According to Cubelic, it took a dunking from her brother Dominik, now a freshman swimmer at Northwestern, to get her to overcome her fear of putting her head under the water.

“I think I was around 6 or 7 at the time,” she says. “We always loved going to the local pool, but I was afraid to put my head under water. My brother snuck up behind me and dunked me. I came up screaming bloody murder and my mother came running from the other side of the pool to find out what was wrong. Once I realized it wasn’t so bad, I just took off from there.”

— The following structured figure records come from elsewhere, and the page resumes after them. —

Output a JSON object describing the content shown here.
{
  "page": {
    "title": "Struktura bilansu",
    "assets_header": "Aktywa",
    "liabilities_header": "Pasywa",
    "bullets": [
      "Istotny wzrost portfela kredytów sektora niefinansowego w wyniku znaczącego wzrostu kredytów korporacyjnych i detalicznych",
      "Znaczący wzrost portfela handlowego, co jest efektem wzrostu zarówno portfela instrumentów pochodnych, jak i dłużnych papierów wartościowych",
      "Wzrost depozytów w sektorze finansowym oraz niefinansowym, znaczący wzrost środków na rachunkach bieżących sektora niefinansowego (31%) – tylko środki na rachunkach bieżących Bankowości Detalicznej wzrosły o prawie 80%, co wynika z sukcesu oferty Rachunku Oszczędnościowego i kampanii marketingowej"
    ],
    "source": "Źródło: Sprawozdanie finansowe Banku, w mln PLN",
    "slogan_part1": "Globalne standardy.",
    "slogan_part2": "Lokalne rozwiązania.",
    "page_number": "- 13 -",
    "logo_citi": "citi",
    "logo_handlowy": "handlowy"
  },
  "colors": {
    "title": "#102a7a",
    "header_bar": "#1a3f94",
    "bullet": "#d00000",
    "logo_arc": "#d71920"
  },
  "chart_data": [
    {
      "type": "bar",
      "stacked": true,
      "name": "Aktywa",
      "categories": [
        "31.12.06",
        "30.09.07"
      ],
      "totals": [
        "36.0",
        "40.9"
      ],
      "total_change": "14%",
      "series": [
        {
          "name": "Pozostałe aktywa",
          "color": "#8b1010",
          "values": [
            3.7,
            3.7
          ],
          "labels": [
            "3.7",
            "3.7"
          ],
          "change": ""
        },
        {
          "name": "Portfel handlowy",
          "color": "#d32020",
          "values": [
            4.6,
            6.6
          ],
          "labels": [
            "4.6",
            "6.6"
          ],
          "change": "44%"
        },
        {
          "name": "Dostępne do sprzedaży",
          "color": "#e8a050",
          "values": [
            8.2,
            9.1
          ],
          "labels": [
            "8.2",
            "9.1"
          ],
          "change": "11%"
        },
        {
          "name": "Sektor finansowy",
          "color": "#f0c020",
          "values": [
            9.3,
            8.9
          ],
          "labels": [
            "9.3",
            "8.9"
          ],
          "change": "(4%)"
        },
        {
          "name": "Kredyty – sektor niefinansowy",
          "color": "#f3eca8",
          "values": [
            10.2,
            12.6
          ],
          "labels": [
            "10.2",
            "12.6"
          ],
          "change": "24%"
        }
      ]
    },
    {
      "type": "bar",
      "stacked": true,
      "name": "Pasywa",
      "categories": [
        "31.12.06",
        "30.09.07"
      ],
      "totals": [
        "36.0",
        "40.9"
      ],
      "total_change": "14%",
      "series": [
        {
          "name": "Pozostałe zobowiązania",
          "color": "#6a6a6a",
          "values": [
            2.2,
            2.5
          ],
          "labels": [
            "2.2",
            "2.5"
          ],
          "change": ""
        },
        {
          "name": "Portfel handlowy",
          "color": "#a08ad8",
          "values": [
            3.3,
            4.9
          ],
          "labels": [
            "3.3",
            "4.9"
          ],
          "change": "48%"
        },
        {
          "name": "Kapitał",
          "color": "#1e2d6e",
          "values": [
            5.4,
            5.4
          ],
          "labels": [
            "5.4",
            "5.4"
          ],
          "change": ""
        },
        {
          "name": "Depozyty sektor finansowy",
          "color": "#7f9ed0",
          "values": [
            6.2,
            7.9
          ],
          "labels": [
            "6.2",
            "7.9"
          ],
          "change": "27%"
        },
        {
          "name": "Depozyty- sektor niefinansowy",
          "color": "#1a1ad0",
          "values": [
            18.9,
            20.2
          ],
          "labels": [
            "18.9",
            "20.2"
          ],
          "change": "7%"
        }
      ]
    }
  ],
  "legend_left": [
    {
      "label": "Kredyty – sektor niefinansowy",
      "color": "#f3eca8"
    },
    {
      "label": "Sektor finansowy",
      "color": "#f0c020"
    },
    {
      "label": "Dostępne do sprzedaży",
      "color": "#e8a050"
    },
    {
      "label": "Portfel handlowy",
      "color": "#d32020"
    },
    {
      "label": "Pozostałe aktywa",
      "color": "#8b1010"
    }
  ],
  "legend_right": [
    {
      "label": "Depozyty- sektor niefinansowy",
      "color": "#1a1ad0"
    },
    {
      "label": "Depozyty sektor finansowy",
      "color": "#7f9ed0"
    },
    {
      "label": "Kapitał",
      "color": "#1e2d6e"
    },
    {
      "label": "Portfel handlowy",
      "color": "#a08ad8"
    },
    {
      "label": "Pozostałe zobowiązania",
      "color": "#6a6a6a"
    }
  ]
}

Cubelic, who is carrying a double major in sports studies and communication, says she has yet to determine her career path although college coaching does appeal to her.

“Sports is something I have grown up with my entire life so I might as well study something I enjoy,” she says. “Although my brother Matthew might be the most unathletic person I have ever met, my family has been pretty sports-oriented. My dad used to play soccer in Croatia and now he’s a Wildcat fan one weekend and a Hawkeye fan the next.

“My dad always throws out career suggestions, like becoming a nurse or a lawyer. But I don’t like blood and I hate to argue.

During her freshman year at Glenbrook South, when her coach called her “a horse,” Cubelic took it as a huge compliment.

“That’s the Croatian influence in me; I pride myself on my work ethic,” she says. “For the first time at Iowa I feel like am now back and ready to go. Most of my records at GBS are now gone, so if I am going to put my name on a board it might as well be on the new one here. But first and foremost, I want to score in every race, individual and relays, at Big Tens this year.”

According to Cubelic, there is a bright side to being the only female in her household.

“The only girl and the ONLY boss,” she says with a laugh. “I am 100 percent princess and proud of it. I pretty much get my way and it is an accepted thing in my house.”

No doubt Cubelic has paid her dues to earn her royalty status.